You’ve heard of sleep walking, but what, you may ask, is sleep texting? So called sleep texters send messages and emails on their phones at night, while they are sleeping. They don’t remember doing so when they wake up. “Because it’s so easy to get notifications from smartphones, it becomes more difficult for us to separate our waking and sleeping lives,” says Dr. Cunnington, a sleep specialist.

Girl sleeps with cell phone in her hand

Sleep texters cannot part with their cell phones (image by PhotoGirlAZ).

Often, sleep texters check their phone when they get up at night to go to the bathroom or drink water. They dash off a reply, which may be embarrassing when they see it the next day. One woman admitted to replying to an old boyfriend’s text with “I adore you, please come over,” when she was sleeping.

Sleep texts may come from the subconscious mind

“A person may text an inappropriate message emerging out of their unconscious mind that the conscious person would not want to send,” according to Dr. Lina Fine, a Seattle sleep neurologist. As Fine points out, “the most powerful tool we have is language, and the smartphone has become a common way to communicate.

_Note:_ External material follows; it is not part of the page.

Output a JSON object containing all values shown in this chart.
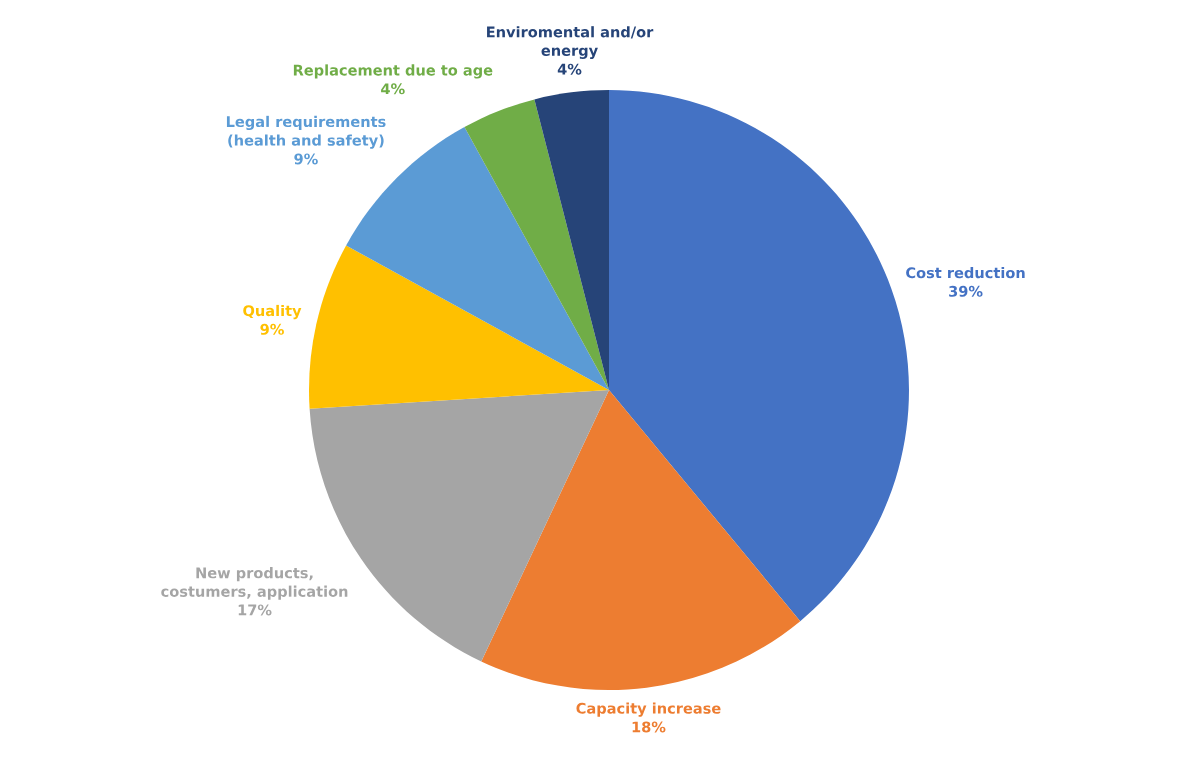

It’s reflective to go for something we use the most.”

A study, conducted by Elizabeth Dowdell, a nursing professor at Villanova University, Pennsylvania, found that one in four students in her class had sent sleep texts. However, sleep texting has only been around for the past couple of years, according to Fine.

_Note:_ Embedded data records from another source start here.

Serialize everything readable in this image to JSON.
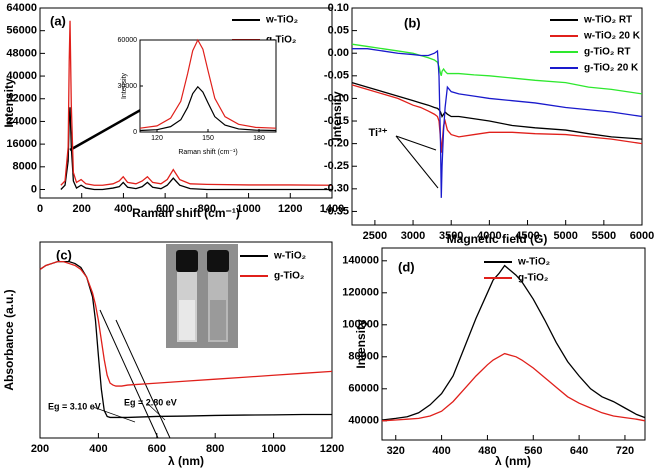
{
  "chart_data": [
    {
      "type": "line",
      "label": "(a)",
      "x_label": "Raman shift (cm⁻¹)",
      "y_label": "Intensity",
      "xlim": [
        0,
        1400
      ],
      "xticks": [
        0,
        200,
        400,
        600,
        800,
        1000,
        1200,
        1400
      ],
      "ylim": [
        -3000,
        64000
      ],
      "yticks": [
        0,
        8000,
        16000,
        24000,
        32000,
        40000,
        48000,
        56000,
        64000
      ],
      "x": [
        100,
        120,
        135,
        140,
        144,
        150,
        160,
        175,
        197,
        220,
        260,
        300,
        350,
        380,
        399,
        420,
        460,
        490,
        515,
        540,
        580,
        610,
        639,
        670,
        720,
        800,
        1000,
        1200,
        1400
      ],
      "series": [
        {
          "name": "w-TiO₂",
          "color": "#000000",
          "values": [
            0,
            1500,
            10000,
            25000,
            29000,
            15000,
            3000,
            500,
            1500,
            500,
            0,
            0,
            500,
            1000,
            2500,
            800,
            300,
            1000,
            2500,
            800,
            300,
            1500,
            4000,
            1500,
            300,
            0,
            0,
            0,
            0
          ]
        },
        {
          "name": "g-TiO₂",
          "color": "#e0201b",
          "values": [
            1500,
            3000,
            15000,
            45000,
            59500,
            30000,
            6000,
            2500,
            3500,
            2000,
            1500,
            1500,
            2000,
            3000,
            4500,
            2500,
            2000,
            3000,
            4500,
            2500,
            2000,
            3500,
            7000,
            3500,
            2000,
            1800,
            1600,
            1600,
            1500
          ]
        }
      ]
    },
    {
      "type": "line",
      "x_label": "Raman shift (cm⁻¹)",
      "y_label": "Intensity",
      "xlim": [
        110,
        190
      ],
      "xticks": [
        120,
        150,
        180
      ],
      "ylim": [
        0,
        60000
      ],
      "yticks": [
        0,
        30000,
        60000
      ],
      "x": [
        110,
        120,
        128,
        134,
        138,
        141,
        144,
        147,
        150,
        154,
        160,
        168,
        178,
        190
      ],
      "series": [
        {
          "color": "#000000",
          "values": [
            1000,
            1500,
            3500,
            8000,
            16000,
            25000,
            29500,
            26000,
            19000,
            10000,
            4500,
            2000,
            1200,
            1000
          ]
        },
        {
          "color": "#e0201b",
          "values": [
            2500,
            4000,
            9000,
            20000,
            38000,
            53000,
            60000,
            54000,
            40000,
            22000,
            10000,
            5000,
            3000,
            2500
          ]
        }
      ]
    },
    {
      "type": "line",
      "label": "(b)",
      "x_label": "Magnetic field (G)",
      "y_label": "Intensity",
      "annotation": "Ti³⁺",
      "xlim": [
        2200,
        6000
      ],
      "xticks": [
        2500,
        3000,
        3500,
        4000,
        4500,
        5000,
        5500,
        6000
      ],
      "ylim": [
        -0.38,
        0.1
      ],
      "yticks": [
        {
          "value": 0.1,
          "label": "0.10"
        },
        0.05,
        {
          "value": 0,
          "label": "0.00"
        },
        -0.05,
        {
          "value": -0.1,
          "label": "-0.10"
        },
        -0.15,
        {
          "value": -0.2,
          "label": "-0.20"
        },
        -0.25,
        {
          "value": -0.3,
          "label": "-0.30"
        },
        -0.35
      ],
      "x": [
        2200,
        2400,
        2600,
        2800,
        3000,
        3100,
        3200,
        3280,
        3320,
        3340,
        3360,
        3370,
        3380,
        3400,
        3420,
        3450,
        3500,
        3600,
        3800,
        4000,
        4300,
        4600,
        5000,
        5300,
        5600,
        6000
      ],
      "series": [
        {
          "name": "w-TiO₂ RT",
          "color": "#000000",
          "values": [
            -0.065,
            -0.075,
            -0.085,
            -0.095,
            -0.105,
            -0.11,
            -0.115,
            -0.12,
            -0.122,
            -0.125,
            -0.13,
            -0.135,
            -0.14,
            -0.135,
            -0.13,
            -0.135,
            -0.14,
            -0.14,
            -0.145,
            -0.15,
            -0.16,
            -0.165,
            -0.17,
            -0.178,
            -0.185,
            -0.19
          ]
        },
        {
          "name": "w-TiO₂ 20 K",
          "color": "#e0201b",
          "values": [
            -0.07,
            -0.08,
            -0.09,
            -0.1,
            -0.115,
            -0.12,
            -0.128,
            -0.135,
            -0.14,
            -0.15,
            -0.19,
            -0.22,
            -0.2,
            -0.16,
            -0.15,
            -0.17,
            -0.18,
            -0.185,
            -0.18,
            -0.175,
            -0.175,
            -0.178,
            -0.18,
            -0.185,
            -0.19,
            -0.2
          ]
        },
        {
          "name": "g-TiO₂ RT",
          "color": "#2ee82e",
          "values": [
            0.02,
            0.015,
            0.01,
            0.005,
            0,
            -0.005,
            -0.01,
            -0.015,
            -0.02,
            -0.03,
            -0.045,
            -0.05,
            -0.04,
            -0.035,
            -0.04,
            -0.045,
            -0.045,
            -0.045,
            -0.048,
            -0.05,
            -0.055,
            -0.06,
            -0.065,
            -0.075,
            -0.08,
            -0.09
          ]
        },
        {
          "name": "g-TiO₂ 20 K",
          "color": "#1a1acc",
          "values": [
            0.01,
            0.01,
            0.005,
            0,
            -0.003,
            -0.005,
            -0.005,
            0,
            0.005,
            -0.05,
            -0.2,
            -0.32,
            -0.25,
            -0.17,
            -0.12,
            -0.075,
            -0.085,
            -0.09,
            -0.095,
            -0.1,
            -0.105,
            -0.11,
            -0.12,
            -0.125,
            -0.13,
            -0.14
          ]
        }
      ]
    },
    {
      "type": "line",
      "label": "(c)",
      "x_label": "λ (nm)",
      "y_label": "Absorbance (a.u.)",
      "annotations": [
        "Eg = 3.10 eV",
        "Eg = 2.80 eV"
      ],
      "xlim": [
        200,
        1200
      ],
      "xticks": [
        200,
        400,
        600,
        800,
        1000,
        1200
      ],
      "ylim": [
        0,
        1
      ],
      "x": [
        200,
        220,
        240,
        260,
        280,
        300,
        320,
        340,
        360,
        380,
        390,
        400,
        410,
        420,
        430,
        440,
        450,
        460,
        480,
        500,
        600,
        700,
        800,
        900,
        1000,
        1100,
        1200
      ],
      "series": [
        {
          "name": "w-TiO₂",
          "color": "#000000",
          "values": [
            0.86,
            0.88,
            0.89,
            0.9,
            0.9,
            0.9,
            0.89,
            0.87,
            0.82,
            0.72,
            0.6,
            0.42,
            0.25,
            0.14,
            0.11,
            0.105,
            0.105,
            0.105,
            0.105,
            0.105,
            0.11,
            0.112,
            0.115,
            0.117,
            0.118,
            0.12,
            0.12
          ]
        },
        {
          "name": "g-TiO₂",
          "color": "#e0201b",
          "values": [
            0.86,
            0.88,
            0.89,
            0.9,
            0.9,
            0.89,
            0.88,
            0.86,
            0.82,
            0.74,
            0.68,
            0.6,
            0.5,
            0.4,
            0.32,
            0.28,
            0.27,
            0.265,
            0.265,
            0.27,
            0.28,
            0.29,
            0.3,
            0.31,
            0.32,
            0.33,
            0.34
          ]
        }
      ]
    },
    {
      "type": "line",
      "label": "(d)",
      "x_label": "λ (nm)",
      "y_label": "Intensity",
      "xlim": [
        296,
        755
      ],
      "xticks": [
        320,
        400,
        480,
        560,
        640,
        720
      ],
      "ylim": [
        28000,
        148000
      ],
      "yticks": [
        40000,
        60000,
        80000,
        100000,
        120000,
        140000
      ],
      "x": [
        296,
        320,
        340,
        360,
        380,
        400,
        420,
        440,
        460,
        480,
        490,
        500,
        510,
        520,
        530,
        540,
        560,
        580,
        600,
        620,
        640,
        660,
        680,
        700,
        720,
        740,
        755
      ],
      "series": [
        {
          "name": "w-TiO₂",
          "color": "#000000",
          "values": [
            40500,
            41500,
            42500,
            45000,
            50000,
            57000,
            68000,
            86000,
            104000,
            120000,
            128000,
            132000,
            137000,
            134000,
            131000,
            127000,
            116000,
            103000,
            89000,
            77000,
            68000,
            60000,
            55000,
            52000,
            48000,
            44000,
            42000
          ]
        },
        {
          "name": "g-TiO₂",
          "color": "#e0201b",
          "values": [
            40000,
            40500,
            41000,
            41500,
            43000,
            46000,
            52000,
            60000,
            68000,
            75000,
            78000,
            80000,
            82000,
            81000,
            80000,
            78000,
            73000,
            67000,
            61000,
            55000,
            51000,
            48000,
            45000,
            43000,
            42000,
            41000,
            40000
          ]
        }
      ]
    }
  ]
}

Although sleep texting is rising, Fine says “it’s a rare condition.” She says it is usually hits “people who are extremely savvy and well-versed in social media or use it as part of their job or have to be online a lot.”

Unsurprisingly, then, sleep texting often affects teens. “They’re not only with their cellphones most of the day,” says Dr. Larry Rosen, a research psychologist specializing in technology. “They often sleep with it right next to them and let the vibration wake them up.”

Solutions to sleep texting

Sleep texting is unhealthy. “They’re not getting the deep sleep or the rapid eye movement sleep, which is really critical to higher brain function,” says Dr. Josh Werber, a sleep specialist. He suggests moving your phone from the bedroom.

In case you want to keep your phone with you, Dr. William DePaso, another sleep specialist, suggests that you put a lock on the phone, or a hard-to-remove-case, so that it becomes tougher to text. Another solution, which Dowdell’s students used, was to sleep with mittens.